La première leçon est comique

  • Le jardinier et le valet sont évidemment corrompus. On y voit la roublardise, le bagout de l’un ou l’autre.
  • Agis aussi peut nous faire rire car il est naïf. Il n’empêche nous savons que le bonheur va lui être apporté.
  • Le philosophe et sa sœur sont comiques aussi, mais Marivaux souligne ici son empathie avec eux. Ils réalisent qu’ils ont été bernés. Marivaux respecte toujours ce qu’il y a d’humain dans leur comportement et rire ne l’empêche pas de porter une attention compréhensive à ceux dont il se moque. Marivaux affirme  » il n’y a point d’homme qui soit digne de se moquer des erreurs d’un autre « 

La deuxième leçon est morale

-L’amour doit toujours être mis à l’épreuve, même si cet amour est un coup de foudre, lui tendre des pièges qui, s’ils ne le découragent ou ne détruisent pas, font triompher la vérité.

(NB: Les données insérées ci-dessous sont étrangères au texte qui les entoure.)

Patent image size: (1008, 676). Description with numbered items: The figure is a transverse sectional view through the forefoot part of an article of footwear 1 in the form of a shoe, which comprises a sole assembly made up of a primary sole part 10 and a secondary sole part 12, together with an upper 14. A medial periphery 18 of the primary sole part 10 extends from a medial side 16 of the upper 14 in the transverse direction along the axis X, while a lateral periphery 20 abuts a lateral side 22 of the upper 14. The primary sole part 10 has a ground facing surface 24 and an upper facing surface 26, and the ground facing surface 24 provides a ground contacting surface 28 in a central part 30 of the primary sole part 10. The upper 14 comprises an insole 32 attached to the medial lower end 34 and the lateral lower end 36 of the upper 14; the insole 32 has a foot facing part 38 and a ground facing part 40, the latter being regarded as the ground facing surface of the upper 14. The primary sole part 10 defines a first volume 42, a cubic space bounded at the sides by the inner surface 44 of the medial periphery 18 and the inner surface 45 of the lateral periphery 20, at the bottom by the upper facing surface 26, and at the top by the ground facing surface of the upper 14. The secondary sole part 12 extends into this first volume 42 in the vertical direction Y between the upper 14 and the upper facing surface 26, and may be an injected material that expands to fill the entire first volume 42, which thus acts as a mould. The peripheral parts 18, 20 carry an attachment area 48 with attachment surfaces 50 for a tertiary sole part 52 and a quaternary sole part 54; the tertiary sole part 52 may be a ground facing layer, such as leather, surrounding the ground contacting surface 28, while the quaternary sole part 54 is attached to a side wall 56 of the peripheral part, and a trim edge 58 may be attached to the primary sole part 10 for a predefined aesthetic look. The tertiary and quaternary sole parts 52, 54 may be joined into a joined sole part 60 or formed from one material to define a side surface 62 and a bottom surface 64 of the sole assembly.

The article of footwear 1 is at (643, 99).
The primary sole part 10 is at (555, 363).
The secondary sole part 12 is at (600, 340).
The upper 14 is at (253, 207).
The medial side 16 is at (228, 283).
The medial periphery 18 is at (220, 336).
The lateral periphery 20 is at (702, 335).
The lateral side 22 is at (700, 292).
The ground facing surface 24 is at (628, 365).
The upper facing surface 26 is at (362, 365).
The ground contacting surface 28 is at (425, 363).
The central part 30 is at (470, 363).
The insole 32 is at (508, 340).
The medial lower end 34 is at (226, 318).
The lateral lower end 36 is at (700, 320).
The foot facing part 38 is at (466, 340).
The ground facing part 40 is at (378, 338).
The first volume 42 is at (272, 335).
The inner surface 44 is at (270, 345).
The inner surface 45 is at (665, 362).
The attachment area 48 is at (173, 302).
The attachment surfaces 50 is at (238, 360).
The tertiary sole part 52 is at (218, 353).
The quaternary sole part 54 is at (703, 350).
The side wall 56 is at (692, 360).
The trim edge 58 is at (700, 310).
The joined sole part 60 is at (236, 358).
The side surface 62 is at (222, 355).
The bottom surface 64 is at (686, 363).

  • La conquête du cœur d’AGIS est difficile : Agis est pur et droit. Tromper quelqu’un qu’on aime quand le cœur humain est si facilement aveugle, ce n ‘est pas pour Marivaux profiter de sa faiblesse, c’est l’aider à savoir ce qu’il veut et à le vouloir vraiment.
  • Quant aux deux protagonistes, le philosophe et sa sœur, ils ont été trompés eux aussi. Ils ont été cruellement humiliés, cela doit suffire. A la fin de la pièce, les malheureux font face à leur découverte de l’amour, leur inquiétude, leur trouble. L’épreuve est donc finalement positive pour eux car ils ont compris leur faiblesse.

 La troisième leçon est politique

  • Sans elle, la comédie se résumerait à une banale histoire d’amour entre un prince et une princesse.
  • . MARIVAUX pense que pour régner il faut que les puissants soient bons. Dans cette pièce, Agis doit régner par le cœur et non par la violence. Le souverain doit être porteur de bonnes attitudes et faire preuve de loyauté.
  • LEONIDE, la princesse de SPARTE, fait preuve ici d’une profonde et exigeante loyauté : quand elle remet le trône à AGIS, elle agit en véritable souveraine, faisant montre d’une grande générosité, omettant de châtier Harpocrate et Léontine.

En conclusion

MARIVAUX n ‘a eu de cesse de poser le problème entre le cœur et la raison, entre la condition sociale et l’identité authentique des êtres. Non seulement il est un moderne par rapport aux anciens, mais il est en plus en   avance sur son temps : on pourrait le considérer comme un préromantique, car il analyse les émotions.  C’est pourquoi on peut parler de l’humanisme de Marivaux.